Hmm. I think it may at least in part be due to be differences in compile time…? I thought that wouldn’t be the case when using @btime – as it’d run the thing multiple times, and it would already be compiled when It’s run again, but I realize that I’ve been applying @btime to the running of the test script itself (i.e., include in the REPL), and I guess there’s no avoiding running the compiler again, then. And I suppose that for some reason the compiler has to work a lot harder with that loop in the picture?

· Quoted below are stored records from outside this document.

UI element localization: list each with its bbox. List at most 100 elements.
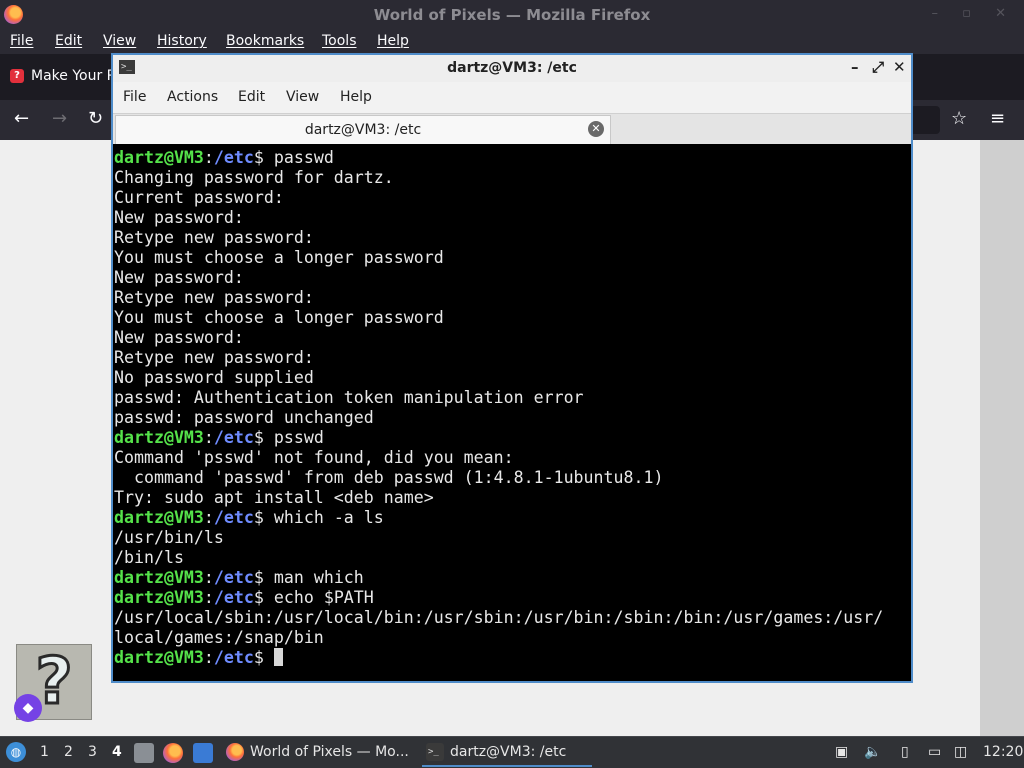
prompt-colon: : [203, 568, 214, 587]
prompt-line: dartz@VM3:/etc$ echo $PATH [114, 588, 910, 608]
firefox-menu-edit[interactable]: Edit [55, 33, 82, 49]
firefox-menu-tools[interactable]: Tools [322, 33, 357, 49]
terminal-menu-actions[interactable]: Actions [167, 89, 218, 105]
prompt-user: dartz@VM3 [114, 648, 204, 667]
terminal-output[interactable]: dartz@VM3:/etc$ passwd Changing password … [114, 146, 910, 681]
tab-favicon-icon: ? [10, 69, 24, 83]
terminal-window[interactable]: >_ dartz@VM3: /etc – ⤢ ✕ File Actions Ed… [111, 53, 913, 683]
terminal-menubar: File Actions Edit View Help [113, 82, 911, 114]
output-line: Changing password for dartz. [114, 168, 394, 187]
output-line: New password: [114, 208, 244, 227]
firefox-menu-view[interactable]: View [103, 33, 136, 49]
firefox-icon [226, 743, 244, 761]
forward-icon[interactable]: → [52, 108, 67, 129]
task-firefox[interactable]: World of Pixels — Mo... [222, 739, 418, 767]
command-text: $ psswd [253, 428, 324, 447]
tab-close-icon[interactable]: ✕ [588, 121, 604, 137]
output-line: You must choose a longer password [114, 248, 444, 267]
firefox-menu-file[interactable]: File [10, 33, 33, 49]
firefox-menubar: File Edit View History Bookmarks Tools H… [0, 29, 1024, 54]
taskbar: ◍ 1 2 3 4 World of Pixels — Mo... >_ dar… [0, 736, 1024, 768]
output-line: /usr/bin/ls [114, 528, 224, 547]
clock: 12:20 [983, 744, 1024, 760]
volume-icon[interactable]: 🔈 [864, 744, 881, 760]
prompt-path: /etc [213, 588, 254, 607]
output-line: New password: [114, 328, 244, 347]
start-menu-icon[interactable]: ◍ [6, 742, 26, 762]
firefox-launcher-icon[interactable] [163, 743, 183, 763]
assistant-button[interactable]: ◆ [14, 694, 42, 722]
back-icon[interactable]: ← [14, 108, 29, 129]
terminal-tab[interactable]: dartz@VM3: /etc ✕ [115, 115, 611, 144]
workspace-1[interactable]: 1 [40, 744, 49, 760]
url-bar[interactable] [910, 106, 940, 134]
workspace-2[interactable]: 2 [64, 744, 73, 760]
file-manager-icon[interactable] [134, 743, 154, 763]
terminal-icon: >_ [426, 743, 444, 761]
firefox-menu-help[interactable]: Help [377, 33, 409, 49]
command-text: $ passwd [253, 148, 334, 167]
command-text: $ [253, 648, 274, 667]
firefox-menu-history[interactable]: History [157, 33, 207, 49]
page-scrollbar[interactable] [980, 140, 1024, 736]
output-line: Retype new password: [114, 348, 314, 367]
diamond-icon: ◆ [22, 700, 34, 716]
notification-icon[interactable]: ◫ [954, 744, 967, 760]
output-line: command 'passwd' from deb passwd (1:4.8.… [114, 468, 664, 487]
prompt-user: dartz@VM3 [114, 428, 204, 447]
battery-icon[interactable]: ▯ [901, 744, 909, 760]
terminal-menu-edit[interactable]: Edit [238, 89, 265, 105]
terminal-title: dartz@VM3: /etc [447, 60, 577, 76]
terminal-titlebar[interactable]: >_ dartz@VM3: /etc – ⤢ ✕ [113, 55, 911, 82]
clipboard-icon[interactable]: ▣ [835, 744, 848, 760]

Simple test of this (with much lower times, of course, since I’m dropping everything JuMP-related):
using Test
using BenchmarkTools
@btime @testset begin
@testset begin
for i = 1:1
println("Hello")
end
end
end
With loop, @btime here:
332.680 μs (135 allocations: 45.56 KiB)
Without loop, @btime here:
334.635 μs (135 allocations: 45.56 KiB)
With loop, @btime around include:
31.266 ms (36198 allocations: 2.03 MiB)
Without loop, @btime around incude:
3.674 ms (3934 allocations: 289.77 KiB)
My workflow has so far been using Revise (not for the timing tests, but otherwise), and then using include with tests/runtests.jl – since the standard test framework is designed to be run like a script (or included in the REPL). However, I guess that’s not such a great idea after all, then … I now wrapped my tests in a function, and applied @btime to that.
These results are with the original code.
With the loop:
89.948 ms (60092 allocations: 4.86 MiB)
Without the loop:
85.395 ms (59696 allocations: 4.82 MiB)
Not only are the runs much closer – they are also obviously a lot faster. (Won’t help on the first run, but with Revise and repeatedly running them to check my code while refactoring, it’s still be an improvement.) So, yeah. I guess the moral of the story (for me, anyway), is to not have my @testsets on the top level. (I could also minimize the code inside them, putting it in functions – but the code here was just two function calls to begin with!)